Hello, my name is Leah, and I’m a clutter-a-holic.
I’m not sure that’s an actual word, but I do believe it’s an actual condition which could be applied to those who are surrounded by clutter. Just look at the TV shows that try to tackle this malady: Hoarders, Clean Sweep, Extreme Clutter, to name a few.
The University of California even produced a series about how our modern culture looks at and uses space, and they documented an epidemic of clutter. They determined that contemporary U.S. households have more possessions per household than any society in history. It’s a product of a culture of hyper-consumerism. American households have something like 3 percent of the world’s children yet have 40 percent of the world’s toys.
Here’s a clip from the first episode:
Their conclusions don’t surprise me. Look at the stuff on just half of my desk. And I don’t consider myself a “hyper” consumer.
So today’s message from “Simple Abundance” — get rid of your clutter for a simpler, happier life — is probably more relevant today than when the book was written in 1995. Breathnach advocates “a return to homegrown rituals” when faced with moments of unbalance or upset.
She references a Shakers ritual of praying each day for the grace to express the love of Godthrough the completion of simple tasks, like making the bed. More than that, Breathnach theorizes that physical clutter is stressful for many women. Maybe because we’re thought to be constantly multi-tasking, even mentally, and all the clutter presents us with too many directions to address at once.
I think it’s true. Say I decide to clean my desk. I start thinking where everything should go. Then I start thinking about organizing those spots. Then I start wondering if I’ll even remember where I put it all. Then I decide to have a cup of tea because my brain is starting to hurt.
From the book: “If you feel constantly adrift but don’t know why, be willing to explore the role that order — or lack of it — plays in your life. … Begin to think of order not as a straitjacket of “shoulds” … but as a shape — the foundation — for the beautiful new life you are creating.”
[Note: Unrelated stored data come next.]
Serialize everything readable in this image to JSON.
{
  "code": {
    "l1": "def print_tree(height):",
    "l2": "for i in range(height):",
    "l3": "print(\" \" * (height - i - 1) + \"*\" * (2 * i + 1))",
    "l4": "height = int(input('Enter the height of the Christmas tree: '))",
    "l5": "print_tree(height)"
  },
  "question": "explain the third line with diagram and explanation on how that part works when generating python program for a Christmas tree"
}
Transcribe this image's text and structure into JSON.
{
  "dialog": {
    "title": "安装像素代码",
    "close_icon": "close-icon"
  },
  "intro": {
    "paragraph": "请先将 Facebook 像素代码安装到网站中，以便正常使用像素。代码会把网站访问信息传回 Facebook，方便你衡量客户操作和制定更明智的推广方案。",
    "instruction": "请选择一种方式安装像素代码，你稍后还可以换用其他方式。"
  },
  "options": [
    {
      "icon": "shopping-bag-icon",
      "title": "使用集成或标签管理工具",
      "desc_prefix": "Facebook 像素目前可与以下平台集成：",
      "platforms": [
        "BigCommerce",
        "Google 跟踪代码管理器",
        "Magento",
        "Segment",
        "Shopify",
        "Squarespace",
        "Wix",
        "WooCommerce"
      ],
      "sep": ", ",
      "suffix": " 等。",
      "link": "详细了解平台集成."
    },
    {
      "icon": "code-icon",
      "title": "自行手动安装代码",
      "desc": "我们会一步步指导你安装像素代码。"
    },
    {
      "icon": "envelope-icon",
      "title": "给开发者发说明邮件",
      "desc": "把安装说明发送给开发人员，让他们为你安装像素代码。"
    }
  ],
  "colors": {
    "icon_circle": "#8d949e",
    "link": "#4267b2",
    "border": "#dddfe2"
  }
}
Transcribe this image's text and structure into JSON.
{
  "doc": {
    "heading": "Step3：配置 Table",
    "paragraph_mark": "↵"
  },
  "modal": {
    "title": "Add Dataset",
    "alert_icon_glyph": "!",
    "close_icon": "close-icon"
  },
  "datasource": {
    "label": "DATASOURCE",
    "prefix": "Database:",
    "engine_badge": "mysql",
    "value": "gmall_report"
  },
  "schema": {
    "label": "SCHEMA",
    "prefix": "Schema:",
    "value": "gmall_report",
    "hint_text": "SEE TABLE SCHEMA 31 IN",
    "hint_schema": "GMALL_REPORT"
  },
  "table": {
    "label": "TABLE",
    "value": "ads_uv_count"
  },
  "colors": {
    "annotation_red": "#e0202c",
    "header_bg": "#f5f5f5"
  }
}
I’m going to have to give this one a try.
In closing, here’s my “gratitude journal” from yesterday. I was grateful for:
- Dinner out with a friend from work who also writes; it fed my soul as well as my tummy
- BOGO coupons and restaurant gift cards
- Amazon Prime video for reruns of the series Rome
I just love James Purefoy, and he’s perfect in the role of Marc Antony
- Rain to feed our reservoirs
- Peace in my neighborhood
In late 2015 I started reading “Simple Abundance” a daily devotional by Sarah Ban Breathnach. It’s more than a devotional; it’s a guide to recognizing, and seeking, the joy in each moment. I haven’t quite reached that state, but I’m hopeful. I’ve decided to share my daily thoughts (and “gratitudes”) on this blog. I’d love to hear yours as well.